Kami tiba di Kota S pukul 9 pagi. Semua peserta langsung mengikuti pelatihan sedangkan aku, Dokter Mirza, dan Mas Yogi sedang duduk bersama trainer di restoran. Namaku dan Dokter Mirza memang tak ada di daftar peserta. Aku memilih menyimpan rasa penasaranku tentang bagaimana Dokter Mirza mengatur ini semua. Akan kutanyakan saja nanti malam. Aku sangat yakin semua itu akan terjadi.
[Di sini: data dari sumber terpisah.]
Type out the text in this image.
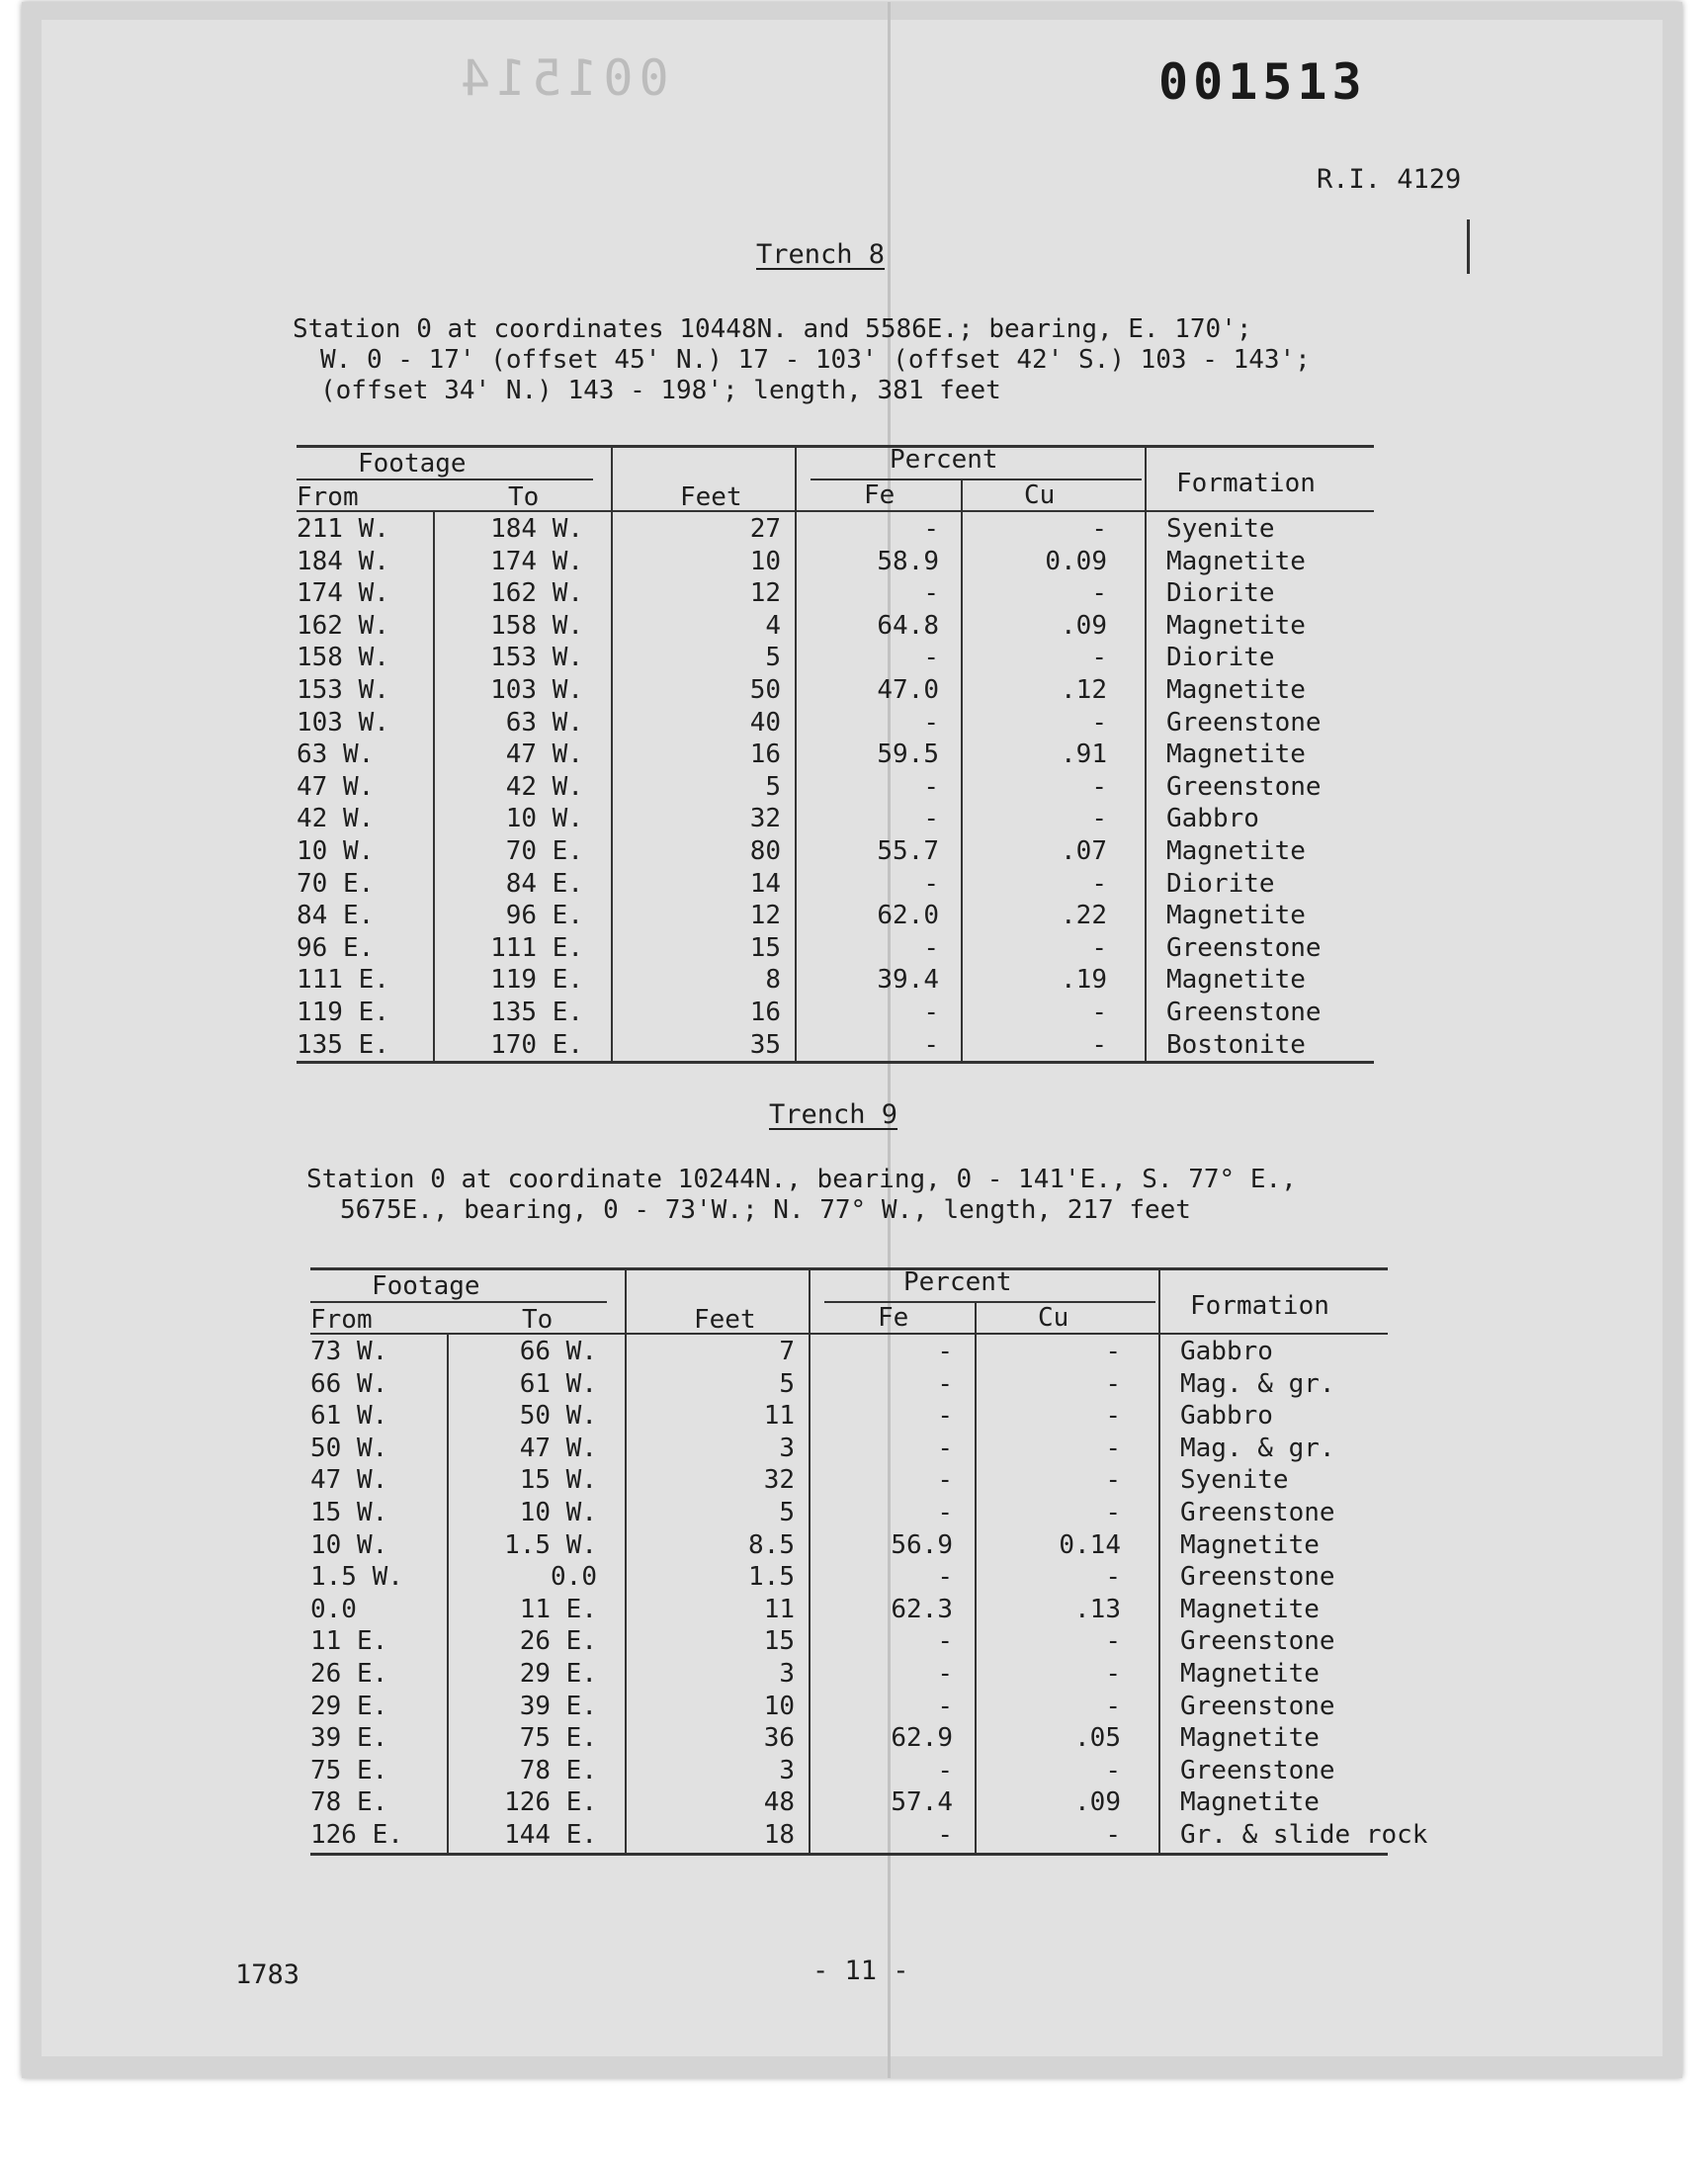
001514	001513
R.I. 4129
Trench 8
Station 0 at coordinates 10448N. and 5586E.; bearing, E. 170';
W. 0 - 17' (offset 45' N.) 17 - 103' (offset 42' S.) 103 - 143';
(offset 34' N.) 143 - 198'; length, 381 feet
Footage	Percent
From	To	Feet	Fe	Cu	Formation
211 W.	184 W.	27	-	- Syenite
184 W.	174 W.	10	58.9	0.09 Magnetite
174 W.	162 W.	12	-	- Diorite
162 W.	158 W.	4	64.8	.09 Magnetite
158 W.	153 W.	5	-	- Diorite
153 W.	103 W.	50	47.0	.12 Magnetite
103 W.	63 W.	40	-	- Greenstone
63 W.	47 W.	16	59.5	.91 Magnetite
47 W.	42 W.	5	-	- Greenstone
42 W.	10 W.	32	-	- Gabbro
10 W.	70 E.	80	55.7	.07 Magnetite
70 E.	84 E.	14	-	- Diorite
84 E.	96 E.	12	62.0	.22 Magnetite
96 E.	111 E.	15	-	- Greenstone
111 E.	119 E.	8	39.4	.19 Magnetite
119 E.	135 E.	16	-	- Greenstone
135 E.	170 E.	35	-	- Bostonite
Trench 9
Station 0 at coordinate 10244N., bearing, 0 - 141'E., S. 77° E.,
5675E., bearing, 0 - 73'W.; N. 77° W., length, 217 feet
Footage	Percent
From	To	Feet	Fe	Cu	Formation
73 W.	66 W.	7	-	- Gabbro
66 W.	61 W.	5	-	- Mag. & gr.
61 W.	50 W.	11	-	- Gabbro
50 W.	47 W.	3	-	- Mag. & gr.
47 W.	15 W.	32	-	- Syenite
15 W.	10 W.	5	-	- Greenstone
10 W.	1.5 W.	8.5	56.9	0.14 Magnetite
1.5 W.	0.0	1.5	-	- Greenstone
0.0	11 E.	11	62.3	.13 Magnetite
11 E.	26 E.	15	-	- Greenstone
26 E.	29 E.	3	-	- Magnetite
29 E.	39 E.	10	-	- Greenstone
39 E.	75 E.	36	62.9	.05 Magnetite
75 E.	78 E.	3	-	- Greenstone
78 E.	126 E.	48	57.4	.09 Magnetite
126 E.	144 E.	18	-	- Gr. & slide rock
1783	- 11 -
“Mas Yogi, kita ke hotel dulu atau tetap bareng teman-teman nanti sore?” tanya Dokter Mirza

“Saya tetap harus ke hotel dulu buat ngurus kamarnya, Dok. Kalau Dokter dan Mas Bayu mau istirahat dulu bisa ikut sekalian,” jawab Mas Yogi

“Saya di sini dulu saja, Dok. Teman-teman nggak ada yang ngawal. Dokter biar istirahat dulu saja,” kataku berusaha memperkecil kecurigaan

“Baik kalau begitu. Kita berangkat sekarang, Mas Yogi?” ajak Dokter Mirza

“Siap, Dok. Mas titip teman-teman dulu ya,” kata Mas Yogi

“Kami duluan ya, Mas,” pamit Dokter Mirza

Entah kenapa, kami seperti paham apa yang harus dilakukan. Padahal, tak banyak yang kami bicarakan perihal hari ini. Perselingkuhan ini benar-benar menakjubkan.
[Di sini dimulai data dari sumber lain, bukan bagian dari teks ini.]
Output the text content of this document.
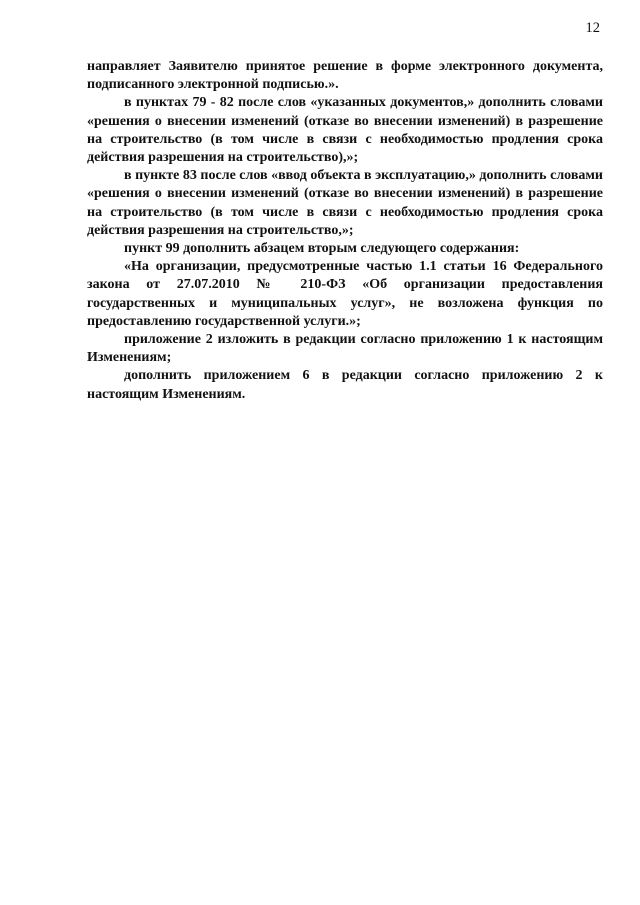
12

направляет Заявителю принятое решение в форме электронного документа, подписанного электронной подписью.».

в пунктах 79 - 82 после слов «указанных документов,» дополнить словами «решения о внесении изменений (отказе во внесении изменений) в разрешение на строительство (в том числе в связи с необходимостью продления срока действия разрешения на строительство),»;

в пункте 83 после слов «ввод объекта в эксплуатацию,» дополнить словами «решения о внесении изменений (отказе во внесении изменений) в разрешение на строительство (в том числе в связи с необходимостью продления срока действия разрешения на строительство,»;

пункт 99 дополнить абзацем вторым следующего содержания:

«На организации, предусмотренные частью 1.1 статьи 16 Федерального закона от 27.07.2010 № 210-ФЗ «Об организации предоставления государственных и муниципальных услуг», не возложена функция по предоставлению государственной услуги.»;

приложение 2 изложить в редакции согласно приложению 1 к настоящим Изменениям;

дополнить приложением 6 в редакции согласно приложению 2 к настоящим Изменениям.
“Kepada teman-teman peserta, nanti bus akan stand by di lobby setelah pelatihan selesai. Mas Bayu akan memimpin perjalanan ke hotel tempat menginap. Saya akan menunggu di lobi. Semua kunci kamar ada di saya. Pembagian kamar ada di bawah ini ya”

Kuamati pesan dari Mas Yogi di grup. Dokter Mirza paling bisa memang dalam mengatur hal-hal seperti ini. Kamar kami bersebelahan. Hanya ada satu kamar peserta yang selantai dengan kami. Lainnya tersebar di dua lantai berbeda. Apa ya tidak akan menimbulkan kecurigaan kalau begini. Ah, biarlah. Pasti Ia sudah mengatur semuanya.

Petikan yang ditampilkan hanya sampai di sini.